A study by Stanford University is shedding new light on the cause of the November earthquake in our province.
Researchers at the university say that the quake, one of the most powerful ever recorded in Alberta, was likely caused by oil and gas activity.
In a paper published on March 23 in Geophysical Research Letters, Stanford scientists are pointing to the deep underground disposal of wastewater from oil extraction as the cause of the tremors. Their findings contradict the November 30 statement from the Alberta Energy Regulator saying that the earthquakes were due to natural tectonic activity.
A news release posted by Stanford University says their research is the first to link such a large earthquake to human activities far away from a mountain range, and that results have implications for other energy-related operations, such as carbon capture and storage.

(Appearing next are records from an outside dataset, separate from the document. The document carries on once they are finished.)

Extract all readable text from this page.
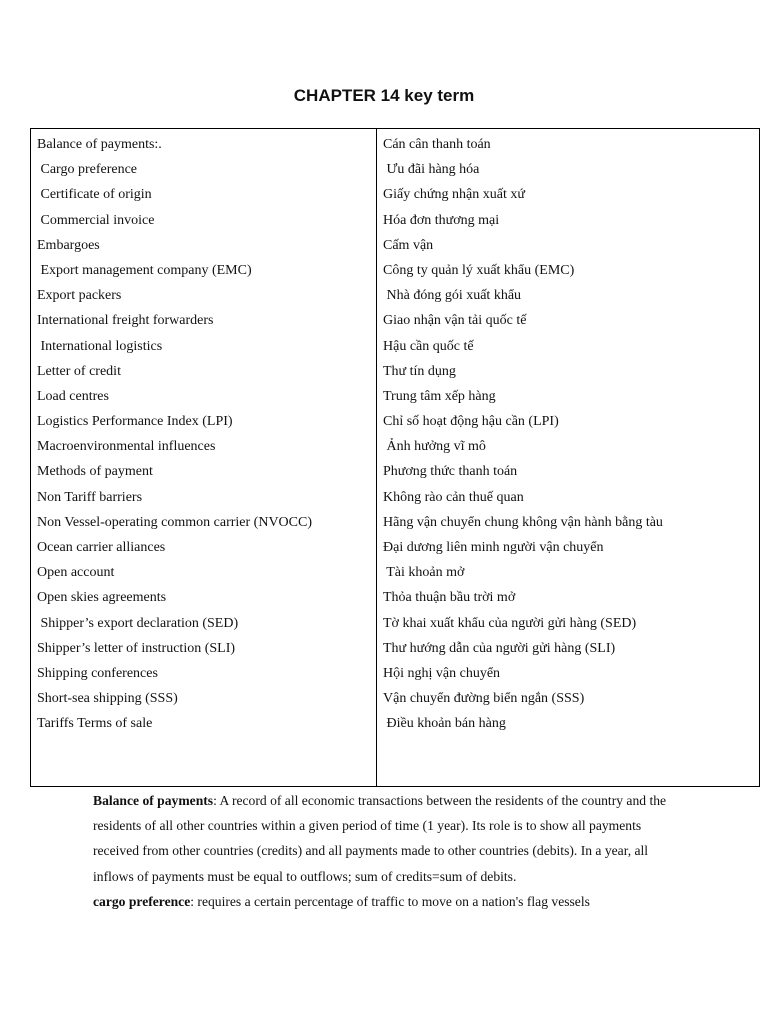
CHAPTER 14 key term
Balance of payments:.
Cargo preference
Certificate of origin
Commercial invoice
Embargoes
Export management company (EMC)
Export packers
International freight forwarders
International logistics
Letter of credit
Load centres
Logistics Performance Index (LPI)
Macroenvironmental influences
Methods of payment
Non Tariff barriers
Non Vessel-operating common carrier (NVOCC)
Ocean carrier alliances
Open account
Open skies agreements
Shipper’s export declaration (SED)
Shipper’s letter of instruction (SLI)
Shipping conferences
Short-sea shipping (SSS)
Tariffs Terms of sale
Cán cân thanh toán
Ưu đãi hàng hóa
Giấy chứng nhận xuất xứ
Hóa đơn thương mại
Cấm vận
Công ty quản lý xuất khẩu (EMC)
Nhà đóng gói xuất khẩu
Giao nhận vận tải quốc tế
Hậu cần quốc tế
Thư tín dụng
Trung tâm xếp hàng
Chỉ số hoạt động hậu cần (LPI)
Ảnh hưởng vĩ mô
Phương thức thanh toán
Không rào cản thuế quan
Hãng vận chuyển chung không vận hành bằng tàu
Đại dương liên minh người vận chuyển
Tài khoản mở
Thỏa thuận bầu trời mở
Tờ khai xuất khẩu của người gửi hàng (SED)
Thư hướng dẫn của người gửi hàng (SLI)
Hội nghị vận chuyển
Vận chuyển đường biển ngắn (SSS)
Điều khoản bán hàng

Balance of payments: A record of all economic transactions between the residents of the country and the residents of all other countries within a given period of time (1 year). Its role is to show all payments received from other countries (credits) and all payments made to other countries (debits). In a year, all inflows of payments must be equal to outflows; sum of credits=sum of debits.

cargo preference: requires a certain percentage of traffic to move on a nation's flag vessels
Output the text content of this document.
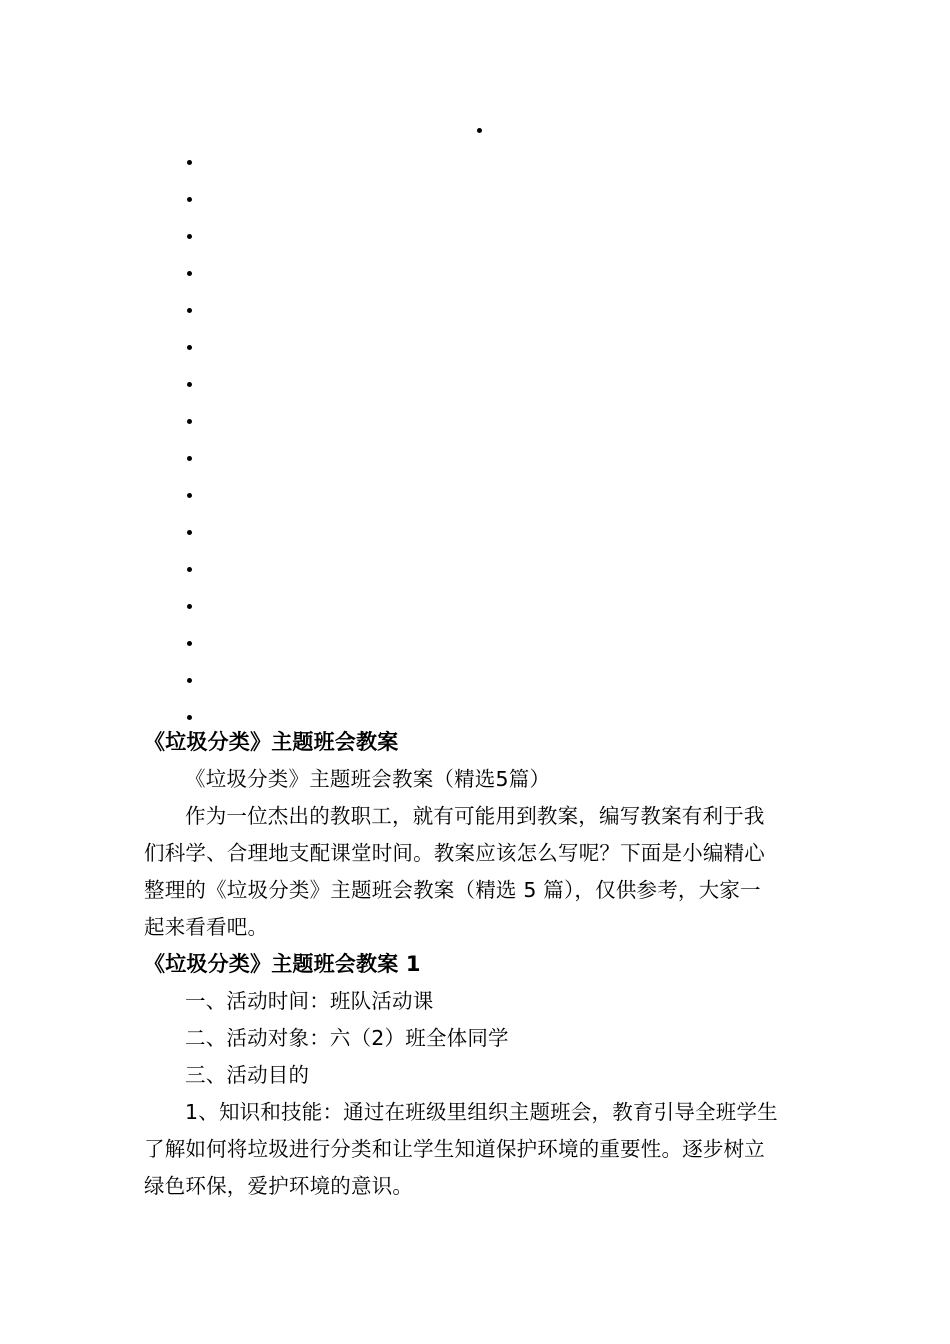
《垃圾分类》主题班会教案
《垃圾分类》主题班会教案（精选5篇）
作为一位杰出的教职工，就有可能用到教案，编写教案有利于我
们科学、合理地支配课堂时间。教案应该怎么写呢？下面是小编精心
整理的《垃圾分类》主题班会教案（精选 5 篇），仅供参考，大家一
起来看看吧。
《垃圾分类》主题班会教案 1
一、活动时间：班队活动课
二、活动对象：六（2）班全体同学
三、活动目的
1、知识和技能：通过在班级里组织主题班会，教育引导全班学生
了解如何将垃圾进行分类和让学生知道保护环境的重要性。逐步树立
绿色环保，爱护环境的意识。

“Earthquakes of similar magnitude to the Peace River event could be damaging, even deadly, if they happened in more populated areas,” said study lead author Ryan Schultz
“The Peace River earthquake caught our interest because it occurred in an unusual place,” said co-author William Ellsworth, a research professor of geophysics and co-director of the Stanford Center for Induced and Triggered Seismicity.

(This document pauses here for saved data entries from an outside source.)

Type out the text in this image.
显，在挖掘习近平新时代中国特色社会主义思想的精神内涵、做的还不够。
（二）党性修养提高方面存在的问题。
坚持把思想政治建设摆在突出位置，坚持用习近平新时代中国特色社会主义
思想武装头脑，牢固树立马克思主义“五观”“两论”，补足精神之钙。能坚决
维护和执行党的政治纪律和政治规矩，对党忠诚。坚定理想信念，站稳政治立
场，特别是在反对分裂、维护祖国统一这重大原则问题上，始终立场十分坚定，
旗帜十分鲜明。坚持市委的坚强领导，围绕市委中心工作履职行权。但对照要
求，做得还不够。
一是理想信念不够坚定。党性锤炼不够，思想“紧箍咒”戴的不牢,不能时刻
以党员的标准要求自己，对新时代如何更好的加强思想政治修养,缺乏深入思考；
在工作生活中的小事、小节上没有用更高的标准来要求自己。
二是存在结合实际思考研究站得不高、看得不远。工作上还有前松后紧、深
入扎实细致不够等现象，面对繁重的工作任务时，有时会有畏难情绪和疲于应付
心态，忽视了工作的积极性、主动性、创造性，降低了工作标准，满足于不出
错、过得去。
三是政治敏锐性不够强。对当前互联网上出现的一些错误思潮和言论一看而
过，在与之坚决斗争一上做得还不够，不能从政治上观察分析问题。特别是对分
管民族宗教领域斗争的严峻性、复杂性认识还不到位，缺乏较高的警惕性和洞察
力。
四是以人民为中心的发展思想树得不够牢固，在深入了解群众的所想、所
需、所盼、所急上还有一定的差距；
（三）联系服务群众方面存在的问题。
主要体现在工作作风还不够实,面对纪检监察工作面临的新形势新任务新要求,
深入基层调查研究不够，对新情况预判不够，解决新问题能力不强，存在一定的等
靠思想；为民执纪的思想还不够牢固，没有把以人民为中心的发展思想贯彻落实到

“Multiple lines of compelling evidence point to this quake as being man-made.”
To analyze the earthquake, researchers compared publicly available information about wastewater disposal activities in Peace River to ground deformation measured by satellite and regional seismic monitors.
Shultz advises the 2022 Peace River quake is a cautionary tale for a region where government and industry aim to expand hydrogen production and carbon capture and storage in the coming years while continuing oil-sands wastewater disposal.